Tax Benefits of A Cost Segregation Study

Preface: A cost segregation study identifies and reclassifies personal property assets to accelerate the depreciation expense benefit for taxation purposes, reducing current income tax costs. The primary goal of a cost segregation study is to identify all construction-related costs that can be depreciated over a shorter tax life (typically 5, 7 and 15 years) than say the 39 years for non-residential real property. 

Tax Benefits of A Cost Segregation Study

Business and individual taxpayers that build or acquire nonresidential real property, e.g. warehouses, manufacturing space or residential rental property, e.g. rental unit(s) have an opportunity to reap tax benefits with a reduction of the depreciable calendar period recovery on the assets which are qualifying building components. Certain assets may qualify for shorter depreciable lives and recovery periods under MACRS depreciation. The reduction of the qualify building component asset lives provides accelerated deductions to offset income under the current Tax Cuts and Jobs Acts tax regime.

Many taxpersons have mistakenly included the costs of such qualifying components in the depreciable basis of the building and the tax benefits and cost are therefore recovered over a longer depreciation period. A nonresidential real property is depreciated over a 39-year life and a residential rental property is depreciated over 27.5-years. Certain building components may qualify for a reduced recovery period over 5-years, 7-years, or 15-years.

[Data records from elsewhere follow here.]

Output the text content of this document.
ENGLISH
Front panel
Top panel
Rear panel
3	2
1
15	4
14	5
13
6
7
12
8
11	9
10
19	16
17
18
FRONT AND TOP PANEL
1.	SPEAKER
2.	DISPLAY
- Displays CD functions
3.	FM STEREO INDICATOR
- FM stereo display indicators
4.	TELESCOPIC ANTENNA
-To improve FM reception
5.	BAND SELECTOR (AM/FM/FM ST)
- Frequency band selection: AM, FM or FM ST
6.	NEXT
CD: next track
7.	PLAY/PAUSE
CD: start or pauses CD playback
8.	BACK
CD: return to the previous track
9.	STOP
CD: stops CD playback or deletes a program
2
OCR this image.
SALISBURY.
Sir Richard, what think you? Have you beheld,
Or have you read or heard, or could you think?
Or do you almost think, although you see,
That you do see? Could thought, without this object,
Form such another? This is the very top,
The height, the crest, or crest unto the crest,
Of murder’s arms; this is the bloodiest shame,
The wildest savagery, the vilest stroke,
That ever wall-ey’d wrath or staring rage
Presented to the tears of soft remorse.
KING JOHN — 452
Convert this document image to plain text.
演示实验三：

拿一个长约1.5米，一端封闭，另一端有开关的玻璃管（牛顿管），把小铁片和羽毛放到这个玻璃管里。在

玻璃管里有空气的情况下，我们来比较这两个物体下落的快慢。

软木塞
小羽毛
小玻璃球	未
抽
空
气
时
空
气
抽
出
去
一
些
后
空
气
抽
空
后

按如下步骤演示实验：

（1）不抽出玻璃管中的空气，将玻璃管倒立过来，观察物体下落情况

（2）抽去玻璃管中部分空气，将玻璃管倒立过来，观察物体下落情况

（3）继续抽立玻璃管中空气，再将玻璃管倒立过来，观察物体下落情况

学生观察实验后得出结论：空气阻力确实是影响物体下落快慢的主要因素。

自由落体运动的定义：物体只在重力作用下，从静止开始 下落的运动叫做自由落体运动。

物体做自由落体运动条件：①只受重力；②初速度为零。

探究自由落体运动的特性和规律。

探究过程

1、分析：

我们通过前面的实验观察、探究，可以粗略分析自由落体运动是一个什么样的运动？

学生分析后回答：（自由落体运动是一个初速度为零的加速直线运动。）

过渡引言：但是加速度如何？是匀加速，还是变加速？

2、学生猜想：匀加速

Some examples of building components include: parking lots, sidewalks, curbs, roads, fences, storm water management, landscaping, signage, lighting, security and fire protection systems, removable partitions, removable carpeting and wall tiling, furniture, counters, appliances and machinery (including machinery foundations) unrelated to the operation and maintenance of the building, and the portion of electrical wiring and plumbing properly allocable to machinery and equipment that is unrelated to the operation and maintenance of the building.

A taxperson may engage a CPA specialist to conduct a cost segregation study to identify the separately depreciable components and their depreciable basis. Ideally, a cost segregation study should be conducted prior to the time that a building is placed into service (i.e., when it is under construction or at the time of purchase). However, a cost segregation study can be completed after a building is placed in service. Even if a detailed cost segregation study is impractical, a practitioner should carefully consider whether there are any obvious land improvements and personal property components of a building that can be separately depreciated over a shorter recovery life.

After the fact? The change(s) to the depreciation lives require either an amended return or an accounting method change (if two years after the property is acquired or placed in service). The reporting to the IRS includes the change of basis, depreciable lives, and any adjustments for the impact of the depreciation acceleration from the date placed in service to the year of the method change. Certain restrictions apply in certain instances, and you are advised to consult with a tax advisor on the possible tax benefits before beginning a cost segregation study for your real estate holding(s). This includes factoring the holding period of the real estate and management of possible depreciation recapture costs.

If you have built or acquired a nonresidential real property, e.g. warehouses, manufacturing space or residential rental property, e.g. rental unit(s) recently, please discuss the benefits of a cost segregation study with your tax advisor to obtain maximized tax benefits.